16 novembre 2015 Romandie.com (AFP)

 

Bruxelles - Les pays européens et des responsables de l'UE ont lancé lundi des appels à l'unité pour combattre le terrorisme après les attentats meurtriers de Paris, lors d'une réunion des 28 ministres des Affaires étrangères réunis à Bruxelles.

 

Ils veulent nous diviser, nous sommes encore plus unis, a lancé la chef de la diplomatie européenne, Federica Mogherini, à son arrivée lundi à un conseil des Affaires étrangères, réunissant des ministres des Etats membres.

 

Mme Mogherini a notamment appelé les Européens à unir leurs forces, à partager de l'information, un agenda politique, et à faire converger leurs efforts diplomatiques, économiques, et parfois militaires, face à la menace terroriste.

 

Ce n'est pas une attaque contre un seul pays, ce n'est pas une attaque seulement contre l'Europe, c'est une attaque contre la civilisation, a-t-elle souligné avant la réunion européenne largement consacrée au dossier syrien.

 

De son côté, le secrétaire d'Etat français aux Affaires européennes, Harlem Désir, a également souligné que si c'est la France qui a été attaquée, c'est toute l'Europe qui a été touchée.

 

Nous avons été frappés ensemble, nous répondrons ensemble et nous vaincrons ensemble le terrorisme et l'armée terroriste de Daech (acronyme de l'Etat islamique), a-t-il insisté, appelant à prendre des décisions dans le domaine notamment de la coopération judiciaire et policière contre le terrorisme.

 

Il a notamment cité la nécessité d'établir un fichier européen des passagers aériens (PNR) et de discuter de la possibilité de renforcer les contrôles aux frontières.

 

Le ministre belge des Affaires étrangères, Didier Reynders, a estimé qu'il fallait partager de plus en plus de renseignements entre pays.
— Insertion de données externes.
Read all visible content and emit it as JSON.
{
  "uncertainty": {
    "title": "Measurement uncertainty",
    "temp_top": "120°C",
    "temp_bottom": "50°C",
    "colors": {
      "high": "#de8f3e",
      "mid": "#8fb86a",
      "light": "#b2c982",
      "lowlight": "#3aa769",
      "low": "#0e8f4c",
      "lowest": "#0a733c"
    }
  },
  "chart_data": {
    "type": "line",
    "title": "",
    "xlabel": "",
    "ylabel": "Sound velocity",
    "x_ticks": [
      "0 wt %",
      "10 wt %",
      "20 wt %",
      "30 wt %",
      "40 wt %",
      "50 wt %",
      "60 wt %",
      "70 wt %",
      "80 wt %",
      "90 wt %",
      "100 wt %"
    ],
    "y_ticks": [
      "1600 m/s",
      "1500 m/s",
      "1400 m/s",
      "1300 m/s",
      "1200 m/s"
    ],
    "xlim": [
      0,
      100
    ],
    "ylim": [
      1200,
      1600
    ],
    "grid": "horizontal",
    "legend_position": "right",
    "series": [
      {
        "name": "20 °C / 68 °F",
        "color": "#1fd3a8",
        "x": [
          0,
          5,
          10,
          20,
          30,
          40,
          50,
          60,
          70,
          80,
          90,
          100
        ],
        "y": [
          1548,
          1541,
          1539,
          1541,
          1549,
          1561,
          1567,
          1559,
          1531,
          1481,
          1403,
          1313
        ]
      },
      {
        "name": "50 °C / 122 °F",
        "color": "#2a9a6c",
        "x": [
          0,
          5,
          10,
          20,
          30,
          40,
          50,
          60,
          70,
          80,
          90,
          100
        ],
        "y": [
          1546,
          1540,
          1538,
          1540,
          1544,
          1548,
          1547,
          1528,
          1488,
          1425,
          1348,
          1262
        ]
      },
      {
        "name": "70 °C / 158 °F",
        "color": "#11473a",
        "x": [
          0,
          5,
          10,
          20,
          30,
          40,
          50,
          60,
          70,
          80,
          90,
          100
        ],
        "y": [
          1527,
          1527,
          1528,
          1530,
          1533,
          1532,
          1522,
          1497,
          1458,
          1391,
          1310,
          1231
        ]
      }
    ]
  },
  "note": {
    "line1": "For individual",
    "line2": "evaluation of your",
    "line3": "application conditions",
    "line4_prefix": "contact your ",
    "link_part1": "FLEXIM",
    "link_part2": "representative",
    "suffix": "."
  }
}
Nous avons une très bonne coopération avec les autorités françaises, s'est-il félicité.

 

L'Europe doit être solidaire en ce moment, a estimé le commissaire européen Johannes Hahn. Nous ne devons pas faire actuellement l'amalgame entre notre problème migratoire et ces attaques terroristes violentes, a-t-il ajouté.

 

Il faut se garder en Europe de faire l'amalgame entre terrorisme et migration, a également insisté le ministre luxembourgeois des Affaires étrangères, Jean Asselborn, dont le pays préside le Conseil de l'UE.

 

Il y a un ennemi commun, c'est Daech, a-t-il ajouté, assurant qu'il n'y aurait aucune dissonnance en ce qui concerne l'apport de l'UE dans cette lutte.

 

Le ministre allemand des Affaires étrangères, Frank-Walter Steinmeier a estimé qu'il était du devoir des Européens d'être aux côtés de la France.

 

Il faut chercher des solutions pour résoudre enfin le conflit clé, la guerre civile en Syrie qui entre dans sa cinquième année, a-t-il dit, espérant qu'une dynamique de négociation ait été enclenchée au niveau international sur ce dossier.

 

Il faut être plus efficaces et en finir avec cette barbarie qui est probablement la barbarie la plus grave que l'humanité ait connue depuis la fin de la Seconde Guerre mondiale, a déclaré le ministre espagnol José Manuel Garcia Margallo.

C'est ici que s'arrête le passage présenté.